(09-27-2023 02:30 PM)jrj84105 Wrote: People seem really reticent to acknowledge the two biggest structural changes in realignment and the future implications.
1) Deregulation of scheduling/divisions. People are still posting hypothetical conferences with divisions even after deregulation went through and conferences went divisionless. People are also slow to pick up that the B1G could NOT have picked up USCLA without this deregulation. Would USCLA have wanted to play in a western division rarely seeing OSU/UM? Would the networks have shelled out money to have USCLA play Minnesota and Illinois? The whole proposition was a no-go prior to deregulation of scheduling.
2) The return of unequal revenue distribution. People seem not to have registered the significance of schools like UW, UO, Cal, and Stanford accepting long-term reduced disbursements paired with most conferences acquiescing to some degree of merit-based unequal distribution.
The combination of these two factors has massive implications. Belonging to a conference no longer implies that 1) any two schools in the conference have to schedule one another. 2) any two schools in a conference have to be on the same revenue structure.
We went from having conferences with round robin play, to conferences with fixed divisions, to conferences with protected rivals to conferences that collectively negotiate tiered TV deals and arrange for loose scheduling agreements.

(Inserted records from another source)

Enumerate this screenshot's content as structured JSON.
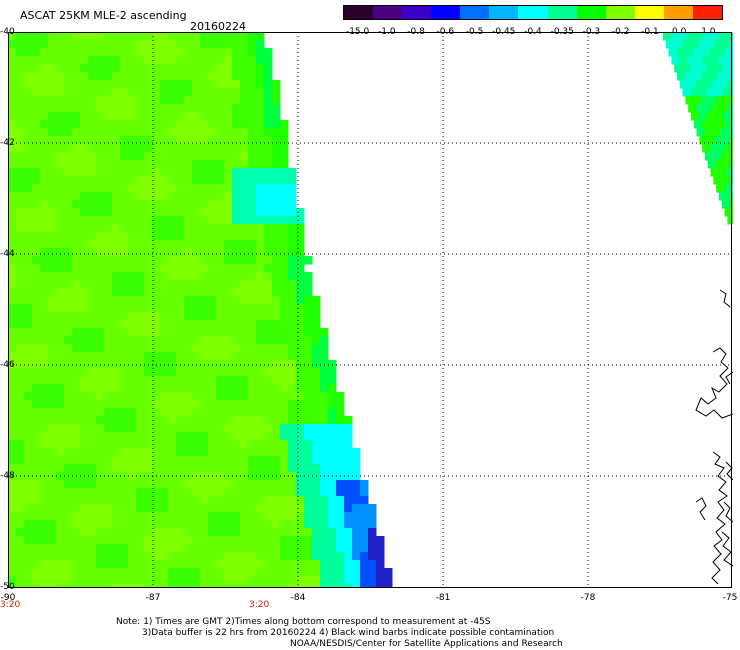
{
  "header": {
    "title": "ASCAT 25KM MLE-2 ascending",
    "date": "20160224"
  },
  "colorbar": {
    "labels": [
      "-15.0",
      "-1.0",
      "-0.8",
      "-0.6",
      "-0.5",
      "-0.45",
      "-0.4",
      "-0.35",
      "-0.3",
      "-0.2",
      "-0.1",
      "0.0",
      "1.0"
    ],
    "colors": [
      "#2a002a",
      "#4b0082",
      "#3a00c8",
      "#0000ff",
      "#0070ff",
      "#00b4ff",
      "#00ffff",
      "#00ff90",
      "#00ff00",
      "#7fff00",
      "#ffff00",
      "#ffa000",
      "#ff2000"
    ]
  },
  "axes": {
    "lat_labels": [
      "-40",
      "-42",
      "-44",
      "-46",
      "-48",
      "-50"
    ],
    "lon_labels": [
      "-90",
      "-87",
      "-84",
      "-81",
      "-78",
      "-75"
    ],
    "time_labels": [
      "3:20",
      "3:20"
    ]
  },
  "notes": {
    "line1": "Note: 1) Times are GMT 2)Times along bottom correspond to measurement at -45S",
    "line2": "3)Data buffer is 22 hrs from 20160224 4) Black wind barbs indicate possible contamination",
    "line3": "NOAA/NESDIS/Center for Satellite Applications and Research"
  }
}
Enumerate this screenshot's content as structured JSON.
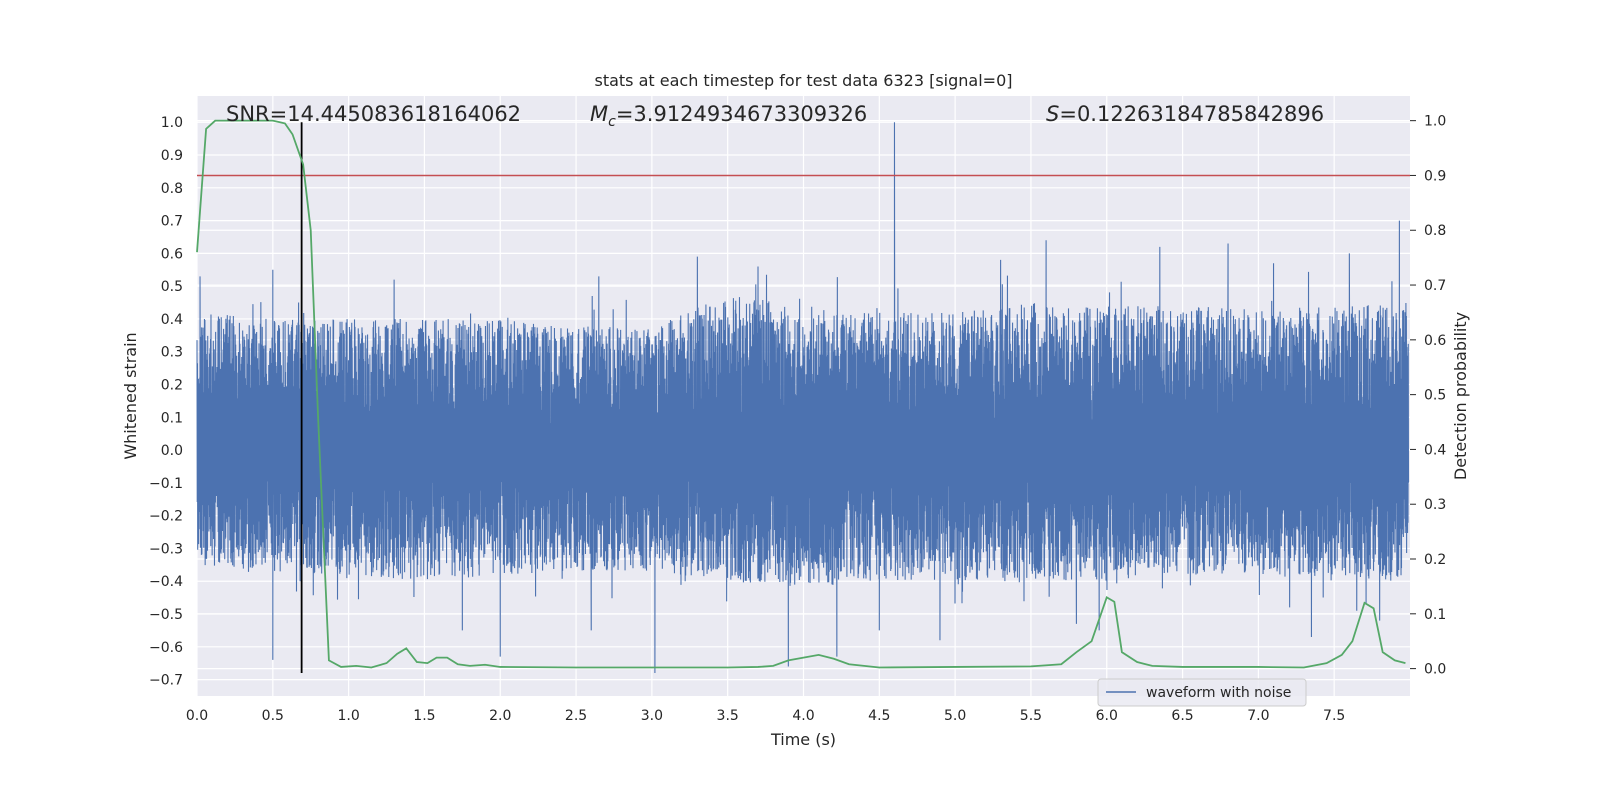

Ultimately the B1G and SEC are going to look less like the NFC and AFC and more like Uber and Lyft. Everybody else is looking for their NCAA taxi medallion.
The B1G could have 40 schools with Black, XL, and Basic tiers. UCLA could be contracted for XL tier revenue and scheduling 3 games each vs Black-west, XL-west, Basic-West, and XL-east. Amazon could be contracting for Black tier with the networks splitting XL and basic.
I don’t think that KW thinks that college football in 2036 even remotely resembles the conference-based structure of 2010 which is where most of us still seem to have our heads planted. People keep engaging in comparisons of the relative merits of the B12 and ACC when it’s the entirely plausible that neither exists beyond their current media contract.
I think the B1G and SEC are both much better positioned to leverage the networks for money than the standalone B12 and ACC are. As long as the B1G can pay the schools less and use the new schools to improve overall scheduling (put Arizona against Purdue and Georgia Tech against Rutgers to free up more Miami vs OSU matchups) they can make money by adding schools that fit the overall brand.
Bottom line is we are seeing the very beginning of conference consolidation, but IMO, it’s just going to ramp up with the result being that we have far fewer conferences with far greater variability within conferences with respect to revenue and scheduling arrangements.
To summarize this, the conferences are becoming even more of a reflection of the media companies. The companies are controlling conferences more and more, and whether that is good for the game pales in comparison to the almighty dollar.
The very beginning of conference consolidation started in the 80's* when Penn State negotiated to join the Big Ten from the A10. Then the SEC raided the SWC and Metro, followed by the SWC and Big 8 consolidating. This isn't a new concept. What's troubling is football
still hasn't split off from the rest of athletics and you have dinosaurs like the Big Ten set against this idea even though it is creating absurd travel costs for Olympic sports.
Consolidation the Power Structure:
80's
Eastern Ind. (PSU, Pitt, SU, WVU, etc.)
ACC
Big Ten
Notre Dame
Southern Ind. (Miami, FSU, SC, Tulane, etc.)
SEC
SWC
Big 8
Pac 10
Notre Dame has always been "power" and the WAC was "power" until they lost Arizona and Arizona St., then they became sort of like the MWC was during the BCS era.
Current
ACC
Big Ten
Notre Dame
SEC
Big XII
Nobody outside of these groups has a program capable of winning a national title. We went from 9/10 down to 5 entities. That is consolidation. IMO, we are in the middle of it and it will get down to ONE entity. Anything else is silly and not consolidation. The people rooting for it—and there are many here—are going to find their team in a new age FCS. Congratulations.
* This point could be argued earlier in basketball related moves such as the Metro, A10 (Eastern 8), and Big East. Even earlier it was driven by regional (SEC) and athletic competition (ACC/Big 8) reasons.